Secara sains itu semua karena kadar dopamin dalam diri. Baseline dopamin pada tubuh kita kita sudah terlalu tinggi sehingga, untuk menggerakan itu, butuh sesuatu yang sangat merangsang, agar bisa naik lagi dan agar kita bisa merasakan gejolak-gejolak itu lagi.

Penyebab desentisasi itu banyak. Sosial media, dan internet, selalu ada informasi yang baru kita dapat darisitu. Drugs. Yang secara literal meng-alter cairan-cairan dalam tubuh sehingga bikin nagih. Overconsumption. Beli barang for the sake of beli barang, dan hanya kesenangannya hanya bertahan beberapa jam.

Tidak ada baiknya dari desentisasi ini. Tidak ada semangat menjalani hidup. Tujuan kita hidup hanya untuk mengejar kenikmatan kecil sesaat yang didapat dari sesuatu yang tidak natural. Sakau. Goals kita, yang harusnya menjadi pemicu untuk gejolak semangat ini ditidak lagi bisa menjadi pemicu karena kalah dengan sakau ini.

Yang ujungnya, apabila digabungkan dengan sikap tidak pernah puas manusia hanya hal-hal ekstrim yang menanti. Kita lihat semua kasus para billionaire di barat sana. Tidak ada lagi kesenangan yang didapat kecuali melakukan hal ekstrim.

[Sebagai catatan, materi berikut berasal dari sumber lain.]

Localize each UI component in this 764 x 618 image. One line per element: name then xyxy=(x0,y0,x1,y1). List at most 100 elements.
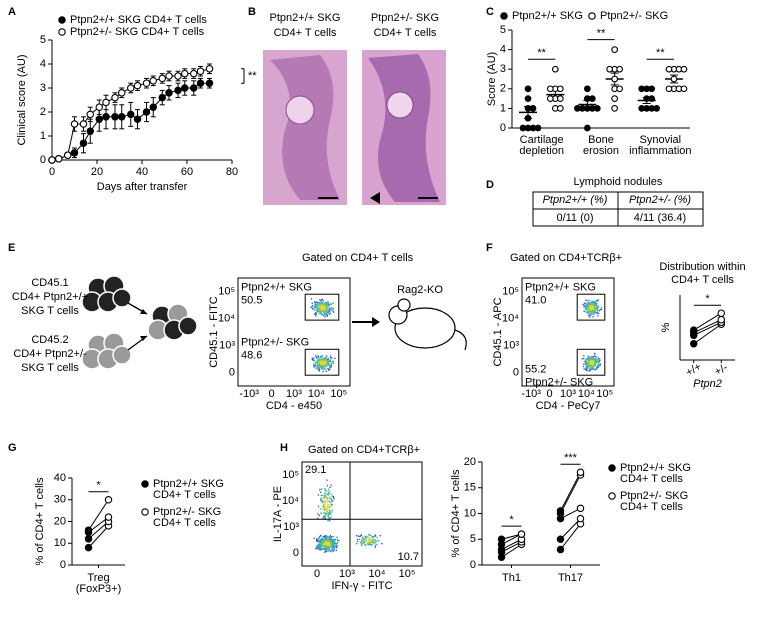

Coba kita bahas seberapa dekatnya sebenarnya penyebab desentisasi ini di kehidupan sehari-hari. Enabler-nya sebenarnya internet & sosial media. Dimana sesuatu yang baru terus berdatangan. Otak kita terkecoh, pingin nagih, tapi informasi itu kualitasnya tidak sama. Kebanyakan tidak berfaedah.

Pasti kalian pernah ketemu konten yang intinya:

Dulu pengen banget main game dan beli game apapun, sekarang ketika sudah punya uang bisa beli game apapun, tapi rasa pengen-nya ini sudah tidak seperti dulu.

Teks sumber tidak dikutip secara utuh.